Panic with Purpose

I did it…I finally published my blog! Geez Louise, that took forever.

If you are checking it out for the first time, I apologize for my lack of technical knowledge. I’ve been really trying to perfect my layout, website function, staying up way too late watching WordPress tutorials, blah blah blah. But my friend Kristen (who has been helping me navigate this blog world per her blog, Junk Drawer Diaries) reminded me to drop my perfectionist tendencies and just do it already.

“The message is the most important part.”

Yes!!!! Sometimes you just need someone else to remind you of what you already know.

I mentioned panic with purpose on my Facebook post, and I just wanted to elaborate. For those of you who have panic disorder, it is not only terrifying, life-altering and miserable, but the panic attacks seem to serve no purpose whatsoever. Which is absolutely maddening. But I don’t believe that anymore. Now I panic with purpose.

Here’s a brief neurological explanation of a panic attack. So most of you are familiar with the fight or flight response. So, if there is a tiger chasing you, your brain sends signals to your nervous system to either fight or flee from the event. Your adrenaline gets going, your heartbeat and breath quicken, your body tingles, your senses become more acute. When you have panic disorder, your fight or flight response is a bit off. It can be triggered by a traumatic event, or in my case comes out of the blue, usually during a period of life change (positive or negative). My first panic attack happened in the bedding department at Macy’s. No tigers to be found.

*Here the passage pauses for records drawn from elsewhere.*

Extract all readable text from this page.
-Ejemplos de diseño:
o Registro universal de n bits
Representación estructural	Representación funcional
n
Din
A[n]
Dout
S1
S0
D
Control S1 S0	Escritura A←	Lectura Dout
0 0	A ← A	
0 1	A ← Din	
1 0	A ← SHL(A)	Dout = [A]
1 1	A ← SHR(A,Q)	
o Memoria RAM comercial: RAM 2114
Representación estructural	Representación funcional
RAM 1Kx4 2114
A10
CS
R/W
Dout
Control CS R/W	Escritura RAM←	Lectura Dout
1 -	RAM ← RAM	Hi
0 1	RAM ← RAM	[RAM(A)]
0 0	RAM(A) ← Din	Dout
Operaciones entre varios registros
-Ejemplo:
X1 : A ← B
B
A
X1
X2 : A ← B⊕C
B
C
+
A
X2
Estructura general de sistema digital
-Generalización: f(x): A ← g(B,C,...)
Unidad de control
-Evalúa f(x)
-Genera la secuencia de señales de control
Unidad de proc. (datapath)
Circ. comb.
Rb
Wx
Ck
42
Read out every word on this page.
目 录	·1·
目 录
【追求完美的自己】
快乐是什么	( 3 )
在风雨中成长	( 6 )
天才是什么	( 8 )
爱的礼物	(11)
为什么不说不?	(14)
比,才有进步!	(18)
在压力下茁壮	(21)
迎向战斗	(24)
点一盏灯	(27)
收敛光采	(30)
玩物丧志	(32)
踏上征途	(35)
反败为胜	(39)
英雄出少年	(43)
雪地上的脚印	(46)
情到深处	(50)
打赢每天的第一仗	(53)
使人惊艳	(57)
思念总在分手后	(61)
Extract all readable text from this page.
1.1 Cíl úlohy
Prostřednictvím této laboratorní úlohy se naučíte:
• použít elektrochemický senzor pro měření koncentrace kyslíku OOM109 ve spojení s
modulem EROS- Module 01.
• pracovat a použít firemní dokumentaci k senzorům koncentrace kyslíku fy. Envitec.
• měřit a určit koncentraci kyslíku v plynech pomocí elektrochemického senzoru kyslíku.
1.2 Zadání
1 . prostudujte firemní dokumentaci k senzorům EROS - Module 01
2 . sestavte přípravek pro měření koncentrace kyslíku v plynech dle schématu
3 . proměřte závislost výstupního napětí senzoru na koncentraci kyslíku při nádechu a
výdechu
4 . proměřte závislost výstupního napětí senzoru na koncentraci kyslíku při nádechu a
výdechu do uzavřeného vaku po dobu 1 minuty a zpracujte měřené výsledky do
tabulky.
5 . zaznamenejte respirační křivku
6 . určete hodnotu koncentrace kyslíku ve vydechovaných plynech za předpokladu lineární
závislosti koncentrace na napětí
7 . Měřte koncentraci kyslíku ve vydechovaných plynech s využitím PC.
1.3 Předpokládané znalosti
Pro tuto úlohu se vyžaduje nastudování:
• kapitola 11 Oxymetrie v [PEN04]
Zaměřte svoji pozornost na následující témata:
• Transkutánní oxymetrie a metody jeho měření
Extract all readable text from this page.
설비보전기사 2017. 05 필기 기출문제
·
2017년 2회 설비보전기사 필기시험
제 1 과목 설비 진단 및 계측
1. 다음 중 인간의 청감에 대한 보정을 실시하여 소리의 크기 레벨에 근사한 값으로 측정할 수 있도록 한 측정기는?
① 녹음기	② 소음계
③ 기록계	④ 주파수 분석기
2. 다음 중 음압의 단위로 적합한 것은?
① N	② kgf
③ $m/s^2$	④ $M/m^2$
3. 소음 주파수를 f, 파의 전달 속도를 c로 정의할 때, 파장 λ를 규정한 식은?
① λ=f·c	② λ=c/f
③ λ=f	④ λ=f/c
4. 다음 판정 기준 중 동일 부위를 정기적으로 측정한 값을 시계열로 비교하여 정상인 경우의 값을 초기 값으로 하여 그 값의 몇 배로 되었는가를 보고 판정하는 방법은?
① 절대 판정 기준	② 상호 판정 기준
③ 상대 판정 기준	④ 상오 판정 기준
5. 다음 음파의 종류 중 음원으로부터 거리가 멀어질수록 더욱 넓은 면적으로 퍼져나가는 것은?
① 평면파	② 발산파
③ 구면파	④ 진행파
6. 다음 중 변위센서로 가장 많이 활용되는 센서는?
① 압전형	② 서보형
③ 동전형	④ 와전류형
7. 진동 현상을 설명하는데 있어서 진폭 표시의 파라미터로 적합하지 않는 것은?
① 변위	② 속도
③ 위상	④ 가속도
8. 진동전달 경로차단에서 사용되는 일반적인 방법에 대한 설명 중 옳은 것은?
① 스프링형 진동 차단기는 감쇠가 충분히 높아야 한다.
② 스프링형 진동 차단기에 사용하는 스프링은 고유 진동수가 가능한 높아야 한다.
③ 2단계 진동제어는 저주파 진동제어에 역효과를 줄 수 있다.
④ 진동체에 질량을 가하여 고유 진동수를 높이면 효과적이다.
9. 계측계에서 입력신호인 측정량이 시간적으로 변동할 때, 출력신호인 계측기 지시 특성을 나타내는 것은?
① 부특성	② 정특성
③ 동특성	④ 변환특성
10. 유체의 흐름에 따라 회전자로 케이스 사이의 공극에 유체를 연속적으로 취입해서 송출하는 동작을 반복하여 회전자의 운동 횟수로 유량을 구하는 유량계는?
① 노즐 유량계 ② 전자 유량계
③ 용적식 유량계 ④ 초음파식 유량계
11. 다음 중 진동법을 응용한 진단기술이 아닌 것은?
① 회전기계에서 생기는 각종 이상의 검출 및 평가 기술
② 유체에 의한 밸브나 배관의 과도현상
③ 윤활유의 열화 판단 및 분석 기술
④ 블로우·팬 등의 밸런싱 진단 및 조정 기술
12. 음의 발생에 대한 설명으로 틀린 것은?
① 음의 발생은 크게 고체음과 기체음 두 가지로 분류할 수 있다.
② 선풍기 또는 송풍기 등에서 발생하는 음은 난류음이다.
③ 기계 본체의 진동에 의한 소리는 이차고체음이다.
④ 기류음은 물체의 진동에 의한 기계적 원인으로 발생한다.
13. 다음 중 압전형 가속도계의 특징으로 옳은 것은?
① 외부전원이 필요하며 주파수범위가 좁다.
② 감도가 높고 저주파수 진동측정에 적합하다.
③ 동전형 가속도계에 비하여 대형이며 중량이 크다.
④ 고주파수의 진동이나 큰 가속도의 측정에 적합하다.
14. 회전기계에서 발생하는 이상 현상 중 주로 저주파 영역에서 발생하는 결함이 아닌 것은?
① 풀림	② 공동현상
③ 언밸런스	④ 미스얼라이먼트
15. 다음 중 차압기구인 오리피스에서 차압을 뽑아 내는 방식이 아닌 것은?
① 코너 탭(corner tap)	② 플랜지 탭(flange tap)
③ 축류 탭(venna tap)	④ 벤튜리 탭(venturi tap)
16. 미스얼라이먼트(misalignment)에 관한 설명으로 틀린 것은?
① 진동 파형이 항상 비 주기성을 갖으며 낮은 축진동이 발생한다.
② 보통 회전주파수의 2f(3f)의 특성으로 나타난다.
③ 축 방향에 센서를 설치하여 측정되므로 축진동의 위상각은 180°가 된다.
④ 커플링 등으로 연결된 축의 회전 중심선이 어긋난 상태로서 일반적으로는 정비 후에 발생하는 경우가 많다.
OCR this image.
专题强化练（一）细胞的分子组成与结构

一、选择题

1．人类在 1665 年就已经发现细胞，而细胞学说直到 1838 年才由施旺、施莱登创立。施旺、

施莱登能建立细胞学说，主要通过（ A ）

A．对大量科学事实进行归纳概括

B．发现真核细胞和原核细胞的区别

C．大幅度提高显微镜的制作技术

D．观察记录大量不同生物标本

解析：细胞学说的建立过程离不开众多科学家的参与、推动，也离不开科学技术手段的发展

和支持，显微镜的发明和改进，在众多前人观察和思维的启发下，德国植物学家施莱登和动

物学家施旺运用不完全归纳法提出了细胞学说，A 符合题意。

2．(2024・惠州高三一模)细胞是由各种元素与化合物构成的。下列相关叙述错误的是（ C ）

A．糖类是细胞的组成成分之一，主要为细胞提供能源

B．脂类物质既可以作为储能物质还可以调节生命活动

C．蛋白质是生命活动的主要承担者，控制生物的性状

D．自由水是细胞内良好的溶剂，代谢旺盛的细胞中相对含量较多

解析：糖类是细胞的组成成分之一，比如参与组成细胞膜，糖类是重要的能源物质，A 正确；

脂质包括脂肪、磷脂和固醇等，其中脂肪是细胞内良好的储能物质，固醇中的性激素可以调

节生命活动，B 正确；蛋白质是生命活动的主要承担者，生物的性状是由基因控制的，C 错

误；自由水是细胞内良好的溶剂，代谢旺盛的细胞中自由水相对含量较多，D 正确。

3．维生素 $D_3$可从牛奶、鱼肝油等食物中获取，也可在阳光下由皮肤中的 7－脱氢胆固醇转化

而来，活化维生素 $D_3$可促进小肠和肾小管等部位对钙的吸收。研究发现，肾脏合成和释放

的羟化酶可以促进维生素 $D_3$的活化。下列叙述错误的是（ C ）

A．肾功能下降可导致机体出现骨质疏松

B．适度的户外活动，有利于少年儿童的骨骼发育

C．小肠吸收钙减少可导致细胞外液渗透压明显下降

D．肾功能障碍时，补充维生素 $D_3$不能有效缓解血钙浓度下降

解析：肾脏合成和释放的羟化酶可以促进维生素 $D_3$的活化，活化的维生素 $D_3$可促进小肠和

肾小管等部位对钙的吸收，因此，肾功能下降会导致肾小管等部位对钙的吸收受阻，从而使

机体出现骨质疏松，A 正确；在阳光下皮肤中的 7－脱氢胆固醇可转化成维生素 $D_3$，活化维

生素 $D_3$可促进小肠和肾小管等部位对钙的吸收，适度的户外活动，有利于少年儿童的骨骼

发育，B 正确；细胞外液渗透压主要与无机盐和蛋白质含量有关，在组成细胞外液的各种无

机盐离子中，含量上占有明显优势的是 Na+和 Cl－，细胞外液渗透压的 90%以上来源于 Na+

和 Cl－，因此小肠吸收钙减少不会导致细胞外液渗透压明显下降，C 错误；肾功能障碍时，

Anyway, you pretty much feel like you are dying or going crazy, without a clear reason.  You tend to avoid places in which you have panicked before, which starts a lifestyle of avoidance, and avoidance only fuels the disorder. Phobias can develop over time. Pretty soon your kids are wondering why you had to turn around while in line for the Gran Fiesta Tour with Donald Duck at Epcot so you could escape the fear of a dark confined space and just sit on a bench and take a Xanax since you nearly panicked just anticipating that nightmare. Trust me people, this is no way to live.

Through exposure therapy, every time I panic, I see it as an opportunity to learn. It is a time to practice, to manage, to heal. It doesn’t feel like it at the time, of course. But the more I chip away at this monster of fear the more progress I am making. I am truly panicking with purpose, and that purpose is to eventually not panic.

This is a slow, grueling process. But I’ve already gained so much ground. Short-term struggle for long-term gain. There are so many days where I’m not up for it- the practice of exposure therapy. But the show must go on. 12 years of letting fear run my life is just too long.

My other purpose is just as motivating as recovery, and that’s the purpose of helping others. If there’s one thing I pride myself on, it’s my empathetic heart. I know how awful this journey can be. If I can help one person get through it, my heart will be happy. I believe in others more than myself sometimes, and this is half the reason I am blogging in the first place. To connect with others who need to be understood, who feel isolated and alone. It took years for me to accept this disorder and I remember feeling like no one understood what I was going through. The loneliness is unbearable.

So, I choose to panic with purpose from now on. No more wasting energy and anger. It does not serve me anymore. The more I learn to let it go, to lean into the panic, the more progress I make. My purpose is now crystal clear. It’s a scary and vulnerable place, but I’m staying in line for this ride.